Да простятся ошибки копииста. Роман
Шрифт:
Комиссионер, в восторге от результата, — картины, правда, еще не были выставлены на продажу: он ждал благоприятного момента, — вновь оказал нам доверие. Макс сумел выбить у него аванс, который тут же поделил между нами, и мы предоставили ему, на сей раз через четыре месяца, внушительное полотно Анри де Гру [13] . Это была не живопись маслом, а пастель. Огромная пастель, 320 х 185 сантиметров. Де Гру — очень недооцененный художник, последователей и подражателей за ним не числится, так что атрибуция картины должна была пройти без сучка без задоринки. Комиссионер и на этот раз был в восторге.
13
Анри де Гру (1866–1930) —
Сюжет, кстати, запал мне в душу. Я сам выбирал из предложений Эмиля, который досконально изучил мир художника и его психологию. Я остановился на сражении троянцев и ахейцев за тело убитого Патрокла. Мне было нелегко отвлечься от образца, прочно сидевшего в памяти, — картины Вирца [14] на тот же сюжет, — но получилось вполне убедительно.

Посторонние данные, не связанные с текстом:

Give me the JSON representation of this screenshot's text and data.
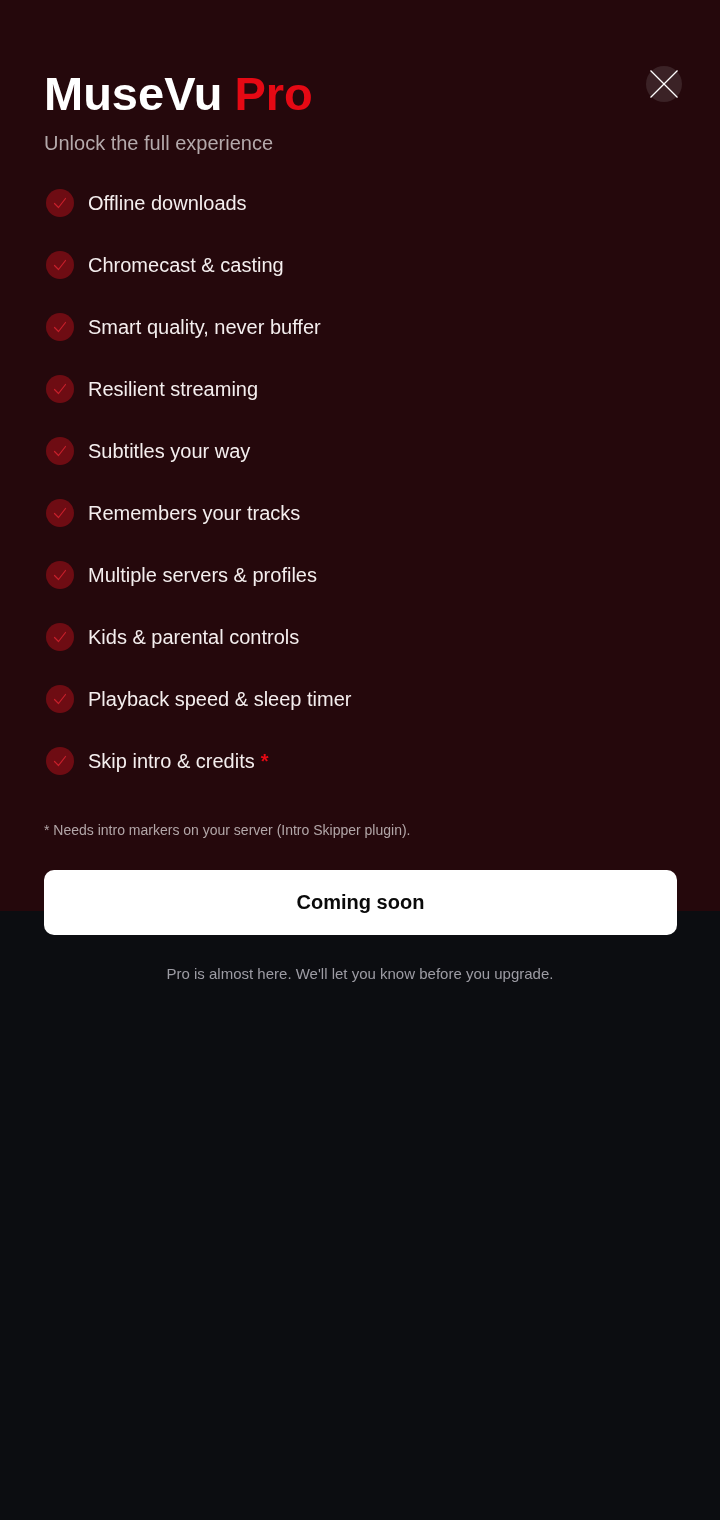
{
  "header": {
    "title": "MuseVu",
    "title_accent": "Pro",
    "subtitle": "Unlock the full experience"
  },
  "features": [
    {
      "label": "Offline downloads"
    },
    {
      "label": "Chromecast & casting"
    },
    {
      "label": "Smart quality, never buffer"
    },
    {
      "label": "Resilient streaming"
    },
    {
      "label": "Subtitles your way"
    },
    {
      "label": "Remembers your tracks"
    },
    {
      "label": "Multiple servers & profiles"
    },
    {
      "label": "Kids & parental controls"
    },
    {
      "label": "Playback speed & sleep timer"
    },
    {
      "label": "Skip intro & credits",
      "footnote_mark": "*"
    }
  ],
  "footnote": "* Needs intro markers on your server (Intro Skipper plugin).",
  "cta": {
    "label": "Coming soon"
  },
  "note": "Pro is almost here. We'll let you know before you upgrade."
}
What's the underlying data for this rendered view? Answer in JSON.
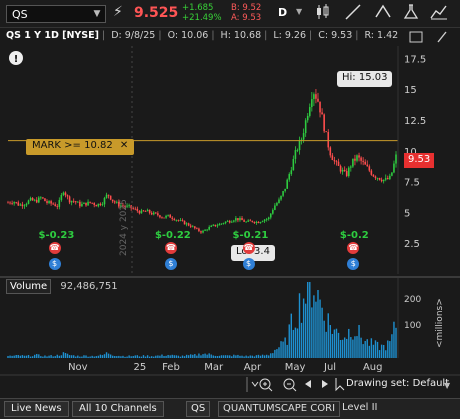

Комиссионер купил у Макса картину не торгуясь. И мы снова собрались “У Винсента”.
По следам этой пастели я сделал целый блокнот рисунков Леви-Дюрмера [15] , отталкиваясь от существующих произведений и придумывая к ним наброски (например, очень удачно получились эскизы к портрету Роденбаха), а также создал ряд набросков, будто бы отбракованных художником в дальнейшем. Мы работали все быстрее.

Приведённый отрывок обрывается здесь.